The prevalence of ACL injury is greater in females than males. As the participation of women in sports is set to increase, the interest in ACL injury is also forecast to increase. In sum, according to literature, in females, Q-angle is larger, intercondylar notch width is narrower, ACL is smaller and mechanical property is lower. Posterior tibial slope is greater in females with ACL injury than those with intact ACL, and it is predicted that the change in estrogen levels contribute to ACL injury. Further, the dominant contraction of the quadriceps femoris muscle, valgus collapse of the hip and knee, weak hip muscles and vulnerability to fatigue, overall laxity of the ligament, quadriceps femoris muscle and hamstring torqueness, relatively weak core stability in females are all possible gender-biased risk factors for ACL injury.
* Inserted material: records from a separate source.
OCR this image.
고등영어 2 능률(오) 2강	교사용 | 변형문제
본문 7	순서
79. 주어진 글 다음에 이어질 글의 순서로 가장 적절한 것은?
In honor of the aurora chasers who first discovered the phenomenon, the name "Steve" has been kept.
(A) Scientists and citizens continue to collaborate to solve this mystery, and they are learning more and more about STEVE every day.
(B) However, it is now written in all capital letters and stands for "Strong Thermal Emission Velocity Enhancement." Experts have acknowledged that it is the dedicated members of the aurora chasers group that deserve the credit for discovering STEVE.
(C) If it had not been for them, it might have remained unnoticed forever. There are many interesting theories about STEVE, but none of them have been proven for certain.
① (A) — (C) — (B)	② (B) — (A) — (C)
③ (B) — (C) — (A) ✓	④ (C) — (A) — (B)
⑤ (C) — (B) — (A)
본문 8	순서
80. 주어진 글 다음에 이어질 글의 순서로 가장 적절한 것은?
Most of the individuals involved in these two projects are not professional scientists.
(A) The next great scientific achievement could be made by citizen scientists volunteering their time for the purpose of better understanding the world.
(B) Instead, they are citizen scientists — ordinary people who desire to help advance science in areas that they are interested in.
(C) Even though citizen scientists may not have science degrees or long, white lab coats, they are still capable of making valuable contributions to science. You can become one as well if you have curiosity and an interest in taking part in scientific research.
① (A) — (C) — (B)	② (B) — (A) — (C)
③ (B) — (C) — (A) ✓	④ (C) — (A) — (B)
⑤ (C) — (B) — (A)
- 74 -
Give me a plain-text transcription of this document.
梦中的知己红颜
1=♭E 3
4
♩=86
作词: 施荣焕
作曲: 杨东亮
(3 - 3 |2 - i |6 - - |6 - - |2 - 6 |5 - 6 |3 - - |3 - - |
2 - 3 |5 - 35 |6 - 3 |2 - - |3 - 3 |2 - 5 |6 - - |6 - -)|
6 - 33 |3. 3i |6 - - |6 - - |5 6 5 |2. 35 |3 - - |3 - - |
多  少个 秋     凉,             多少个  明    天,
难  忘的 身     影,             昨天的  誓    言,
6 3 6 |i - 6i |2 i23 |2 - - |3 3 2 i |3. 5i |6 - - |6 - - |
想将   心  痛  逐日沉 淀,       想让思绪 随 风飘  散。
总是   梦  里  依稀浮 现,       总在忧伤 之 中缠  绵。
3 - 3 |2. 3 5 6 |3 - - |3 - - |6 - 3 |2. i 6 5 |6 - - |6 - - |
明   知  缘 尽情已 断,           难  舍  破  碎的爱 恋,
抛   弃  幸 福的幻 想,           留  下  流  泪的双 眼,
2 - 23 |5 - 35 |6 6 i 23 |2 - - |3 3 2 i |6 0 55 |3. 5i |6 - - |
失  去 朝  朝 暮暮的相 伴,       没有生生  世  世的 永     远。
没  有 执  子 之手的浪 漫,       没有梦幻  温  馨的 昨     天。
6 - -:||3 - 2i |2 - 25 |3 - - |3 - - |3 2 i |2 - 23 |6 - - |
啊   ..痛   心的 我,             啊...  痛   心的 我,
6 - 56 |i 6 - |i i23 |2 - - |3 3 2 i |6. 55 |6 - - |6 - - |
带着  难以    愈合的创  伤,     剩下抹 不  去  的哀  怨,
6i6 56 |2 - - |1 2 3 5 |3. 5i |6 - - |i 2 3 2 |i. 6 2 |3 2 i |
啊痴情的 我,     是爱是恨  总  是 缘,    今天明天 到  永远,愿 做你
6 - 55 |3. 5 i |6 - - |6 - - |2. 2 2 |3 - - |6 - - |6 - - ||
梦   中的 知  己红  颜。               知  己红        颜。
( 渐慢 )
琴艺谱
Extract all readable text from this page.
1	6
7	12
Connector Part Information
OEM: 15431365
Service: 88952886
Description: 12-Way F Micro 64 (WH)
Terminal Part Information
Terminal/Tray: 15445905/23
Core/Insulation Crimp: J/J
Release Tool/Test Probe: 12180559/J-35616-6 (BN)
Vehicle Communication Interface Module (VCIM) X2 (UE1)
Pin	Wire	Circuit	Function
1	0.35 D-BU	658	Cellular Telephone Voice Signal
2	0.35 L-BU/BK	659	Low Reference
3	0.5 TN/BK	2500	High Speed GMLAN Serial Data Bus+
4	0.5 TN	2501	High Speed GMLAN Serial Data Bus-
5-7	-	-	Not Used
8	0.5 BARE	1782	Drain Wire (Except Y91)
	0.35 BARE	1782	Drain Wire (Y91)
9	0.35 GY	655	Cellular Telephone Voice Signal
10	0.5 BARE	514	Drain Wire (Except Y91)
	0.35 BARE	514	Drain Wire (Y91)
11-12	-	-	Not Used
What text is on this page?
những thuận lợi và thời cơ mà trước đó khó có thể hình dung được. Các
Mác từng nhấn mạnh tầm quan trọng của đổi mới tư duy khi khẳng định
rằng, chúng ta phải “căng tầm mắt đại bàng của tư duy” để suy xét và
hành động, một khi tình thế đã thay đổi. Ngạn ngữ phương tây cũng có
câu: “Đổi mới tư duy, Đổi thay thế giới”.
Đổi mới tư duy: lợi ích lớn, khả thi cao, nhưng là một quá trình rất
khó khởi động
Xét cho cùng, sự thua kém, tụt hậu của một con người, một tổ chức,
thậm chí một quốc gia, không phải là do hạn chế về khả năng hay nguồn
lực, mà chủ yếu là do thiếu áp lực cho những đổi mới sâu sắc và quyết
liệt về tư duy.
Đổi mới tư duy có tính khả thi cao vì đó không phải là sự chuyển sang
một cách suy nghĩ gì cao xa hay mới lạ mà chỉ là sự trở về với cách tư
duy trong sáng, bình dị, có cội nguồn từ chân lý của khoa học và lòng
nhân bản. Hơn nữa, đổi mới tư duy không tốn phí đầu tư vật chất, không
Although external factors including footwear, ground surface, interaction between the surfaces of the ground and footwear, knee braces are all controllable parameters that can be prevented, these factors did not show any gender disparity. Further research should be done on factors that are considered to increase the risk of ACL injury to investigate preventative regimes. The possible approach of hormone suppression as one of the preventative approach should be also addressed experimentally. Lastly, to systematize the prevention program against ACL injury, trustworthy research highlighting the biomechanical basis of neuromuscular factors in ACL injury should be accumulated and assessed.